Howard Webb urges VAR officials to intervene more often on soft penalties


Video assistant referees in England have been urged to speak out on “soft” penalties, by encouraging on-pitch officials to review their decision even if an error is not “clear and obvious”. The new advice from the referees’ chief, Howard Webb, follows a succession of controversial penalty incidents in the Premier League and Europe.

It is understood that VAR officials were told on Wednesday by Webb, the chief refereeing officer of Professional Game Match Officials Limited, they should feel able to draw a referee’s attention to penalty decisions made after challenges that involve only minimal contact. Recent examples of such incidents involve penalties awarded against Wolves in two matches, against Newcastle and Sheffield United, with the former resulting in the demotion of the referee Anthony Taylor to the Championship for a game week.

The Wolves manager, Gary O’Neil, suggested the game was in a “crazy place” when he described the penalty that led to Sheffield United grabbing a late 2-1 win over his team at Bramall Lane this month, after a challenge by the forward Fábio Silva on George Baldock.

“Fábio’s shinpad probably grazes Baldock’s calf,” O’Neil said. “I’ve watched it loads of times and there’s minimal contact and if we’re giving fouls for that, there would have been a million fouls in that football match. I’m honestly lost, I don’t know where to go with it. I’m told to go in and have a sensible conversation, but he still watched it telling me it’s a penalty, which tells me we’re in a crazy place.”

The new recommendations were made at a meeting of referees and officials in Loughborough.
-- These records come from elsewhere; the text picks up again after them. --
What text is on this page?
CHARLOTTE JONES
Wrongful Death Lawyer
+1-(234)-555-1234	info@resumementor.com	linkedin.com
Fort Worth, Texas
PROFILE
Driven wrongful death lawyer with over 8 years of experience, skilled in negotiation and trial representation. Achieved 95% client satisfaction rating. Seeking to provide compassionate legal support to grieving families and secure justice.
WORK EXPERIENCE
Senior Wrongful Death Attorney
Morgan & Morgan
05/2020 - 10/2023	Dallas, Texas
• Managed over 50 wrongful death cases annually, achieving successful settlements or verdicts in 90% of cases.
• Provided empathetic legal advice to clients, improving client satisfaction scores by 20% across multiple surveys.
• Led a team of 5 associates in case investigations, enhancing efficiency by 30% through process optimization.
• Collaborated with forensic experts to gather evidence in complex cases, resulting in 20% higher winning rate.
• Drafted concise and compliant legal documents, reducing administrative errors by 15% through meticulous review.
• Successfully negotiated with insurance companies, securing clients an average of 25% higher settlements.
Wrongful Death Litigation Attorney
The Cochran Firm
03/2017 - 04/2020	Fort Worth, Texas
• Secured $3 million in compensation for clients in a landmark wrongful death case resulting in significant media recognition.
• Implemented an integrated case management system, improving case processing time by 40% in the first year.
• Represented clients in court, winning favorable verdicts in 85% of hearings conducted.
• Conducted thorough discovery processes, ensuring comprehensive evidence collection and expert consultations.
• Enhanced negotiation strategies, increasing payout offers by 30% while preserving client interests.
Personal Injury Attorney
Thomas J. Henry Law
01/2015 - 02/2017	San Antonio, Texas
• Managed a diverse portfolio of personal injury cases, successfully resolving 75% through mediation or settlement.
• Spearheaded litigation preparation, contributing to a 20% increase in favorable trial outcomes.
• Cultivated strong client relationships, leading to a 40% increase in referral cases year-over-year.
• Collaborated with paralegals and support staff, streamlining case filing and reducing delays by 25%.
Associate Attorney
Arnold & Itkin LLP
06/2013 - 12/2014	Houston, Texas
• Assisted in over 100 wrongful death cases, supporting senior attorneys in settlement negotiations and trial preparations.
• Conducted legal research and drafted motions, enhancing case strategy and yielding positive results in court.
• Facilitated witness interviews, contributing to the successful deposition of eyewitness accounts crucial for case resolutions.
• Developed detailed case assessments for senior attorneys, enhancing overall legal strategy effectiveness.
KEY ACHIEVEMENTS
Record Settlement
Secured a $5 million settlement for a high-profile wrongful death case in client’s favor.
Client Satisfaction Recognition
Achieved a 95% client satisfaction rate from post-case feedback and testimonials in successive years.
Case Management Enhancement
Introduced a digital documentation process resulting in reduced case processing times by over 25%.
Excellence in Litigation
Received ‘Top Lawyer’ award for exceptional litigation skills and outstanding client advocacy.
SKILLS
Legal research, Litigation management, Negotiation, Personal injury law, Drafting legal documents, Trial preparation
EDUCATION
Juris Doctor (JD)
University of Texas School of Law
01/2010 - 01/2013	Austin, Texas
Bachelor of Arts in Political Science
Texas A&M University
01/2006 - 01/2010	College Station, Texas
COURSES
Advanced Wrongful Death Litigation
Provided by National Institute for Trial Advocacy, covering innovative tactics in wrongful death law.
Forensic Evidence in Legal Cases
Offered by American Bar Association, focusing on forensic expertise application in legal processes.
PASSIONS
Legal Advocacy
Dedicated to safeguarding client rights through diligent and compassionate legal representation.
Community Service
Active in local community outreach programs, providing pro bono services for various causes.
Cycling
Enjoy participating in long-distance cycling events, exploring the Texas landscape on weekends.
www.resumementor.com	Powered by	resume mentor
Interaction between managers and officials was also on the agenda, with referees reminded of the importance of issuing yellow cards for dissent after a sharp increase in the number of incidents in managers’ technical areas this season.

According to PGMOL statistics, instances of dissent among players have more than doubled this term, with 347 incidents compared with 165 at the same stage of last season. Dissent among managers and staff has grown even more quickly, with numbers nearly quadrupling from 35 this time last year to 126 in 2023.